Шурик, кончено, лукавит: если эти опусы не читают современники, то потомки ими тем более не заинтересуются. Хотя, может, и действительно так думает. Но лучше, конечно, со всей этой пугающей вечностью не заморачиваться. Лучше проще: творишь себе потихоньку – и твори, ни о чём таком вечном не думай. Здоровье – оно, как говорится, у каждого одно-единственное. Если по поводу каждой ерунды задумываться, то мозги действительно сварятся. А это прямой путь или в жёлтый дом, или сразу под сень печальных тополей.

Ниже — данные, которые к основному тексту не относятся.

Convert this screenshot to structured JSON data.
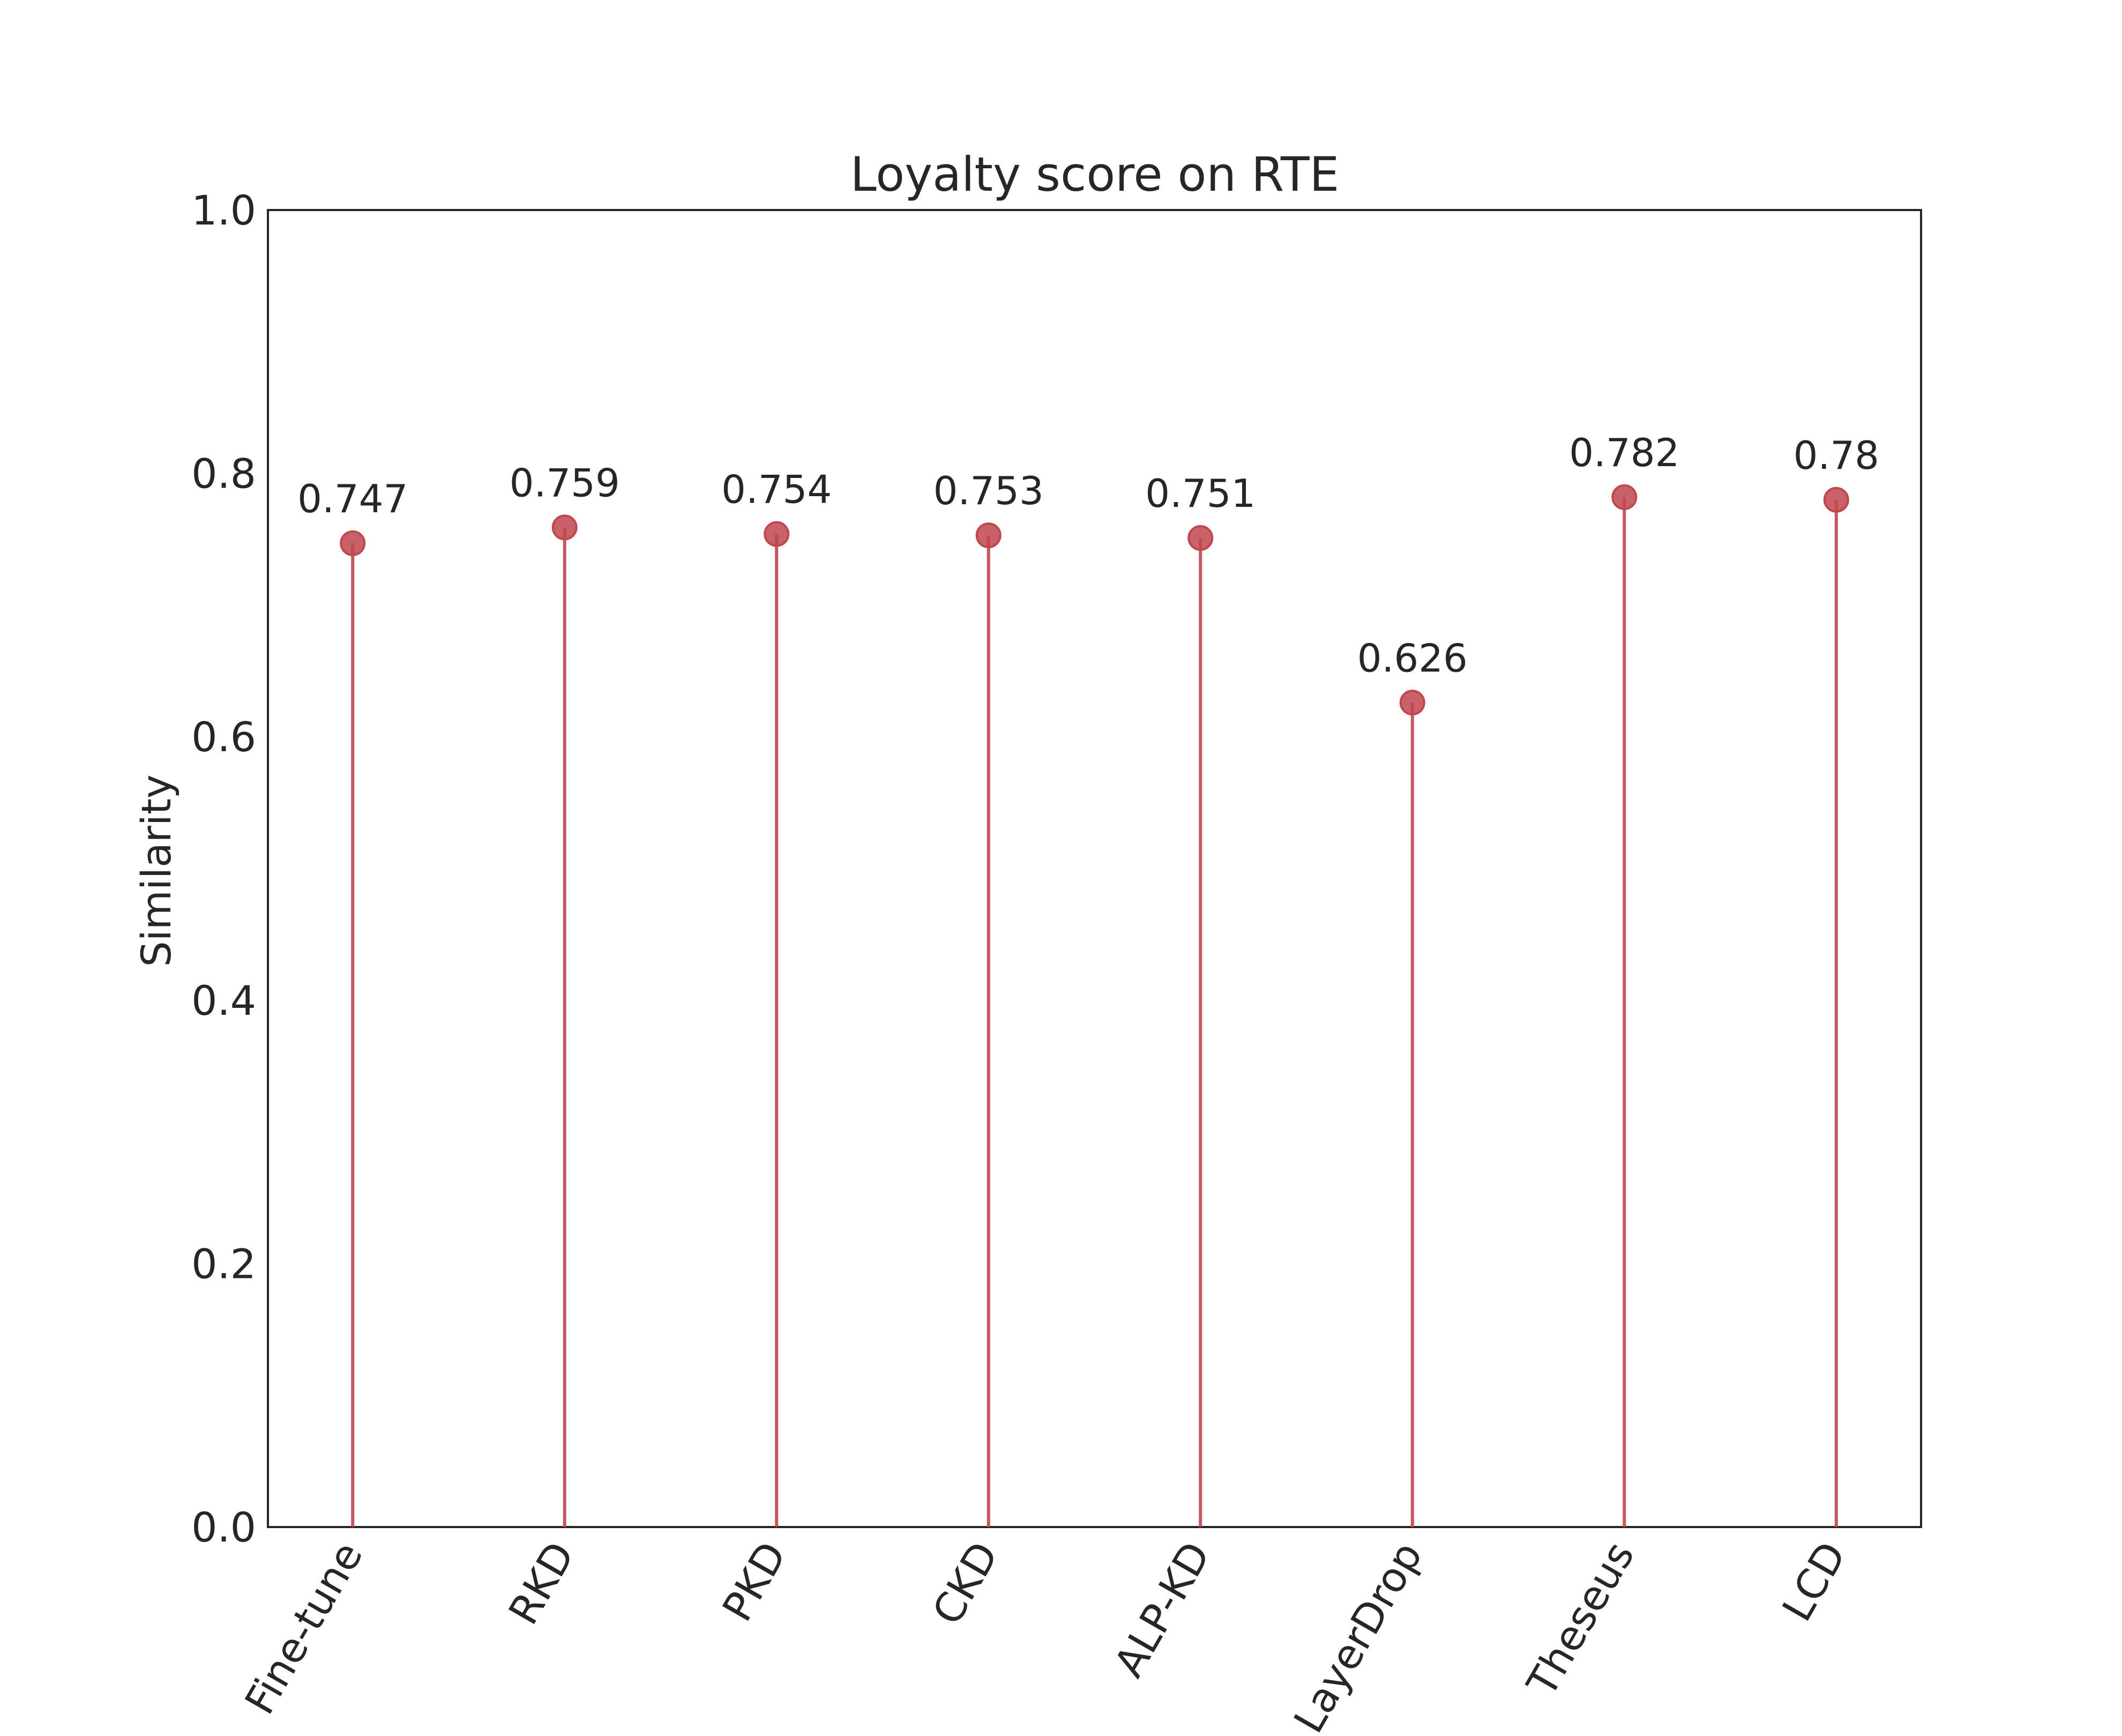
{
  "chart_data": {
    "type": "lollipop",
    "title": "Loyalty score on RTE",
    "xlabel": "",
    "ylabel": "Similarity",
    "categories": [
      "Fine-tune",
      "RKD",
      "PKD",
      "CKD",
      "ALP-KD",
      "LayerDrop",
      "Theseus",
      "LCD"
    ],
    "values": [
      0.747,
      0.759,
      0.754,
      0.753,
      0.751,
      0.626,
      0.782,
      0.78
    ],
    "data_labels": [
      "0.747",
      "0.759",
      "0.754",
      "0.753",
      "0.751",
      "0.626",
      "0.782",
      "0.78"
    ],
    "ylim": [
      0.0,
      1.0
    ],
    "yticks": [
      "0.0",
      "0.2",
      "0.4",
      "0.6",
      "0.8",
      "1.0"
    ],
    "grid": false,
    "x_tick_rotation_deg": 60,
    "color": "#c0474d"
  }
}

Кстати, если уж быть совершенно объективным, то читатели у него есть. Это его друзья, знакомые, друзья друзей, знакомые знакомых, знакомые друзей, ну и в том же духе. В общем знаменателе с полсотни наберётся. Цифра, на первый взгляд, вроде бы и небольшая, но, с другой стороны, пятьдесят – это не пять и не десять. Это уже полноценное больничное отделение. Некоторые из них даже пишут ему отзывы, и все отзывы, конечно же, полны восторга и почитания. «Вы так красиво сочиняете!» – написала одна практически почти нормальная в психиатрическом отношении женщина. – Прямо очень жизненно!». «Очень убедительно! – подхватила развевающийся флаг вторая, такая же (среди его почитателей всё больше женщин, и всё больше таких). – Перечитала три раза и готовлюсь в четвёртый! Сочиняйте ещё! Вас наверняка оценят потомки!». Опять эти потомки… Как же они иной раз напрягают… Прямо хоть и не размножайся совсем…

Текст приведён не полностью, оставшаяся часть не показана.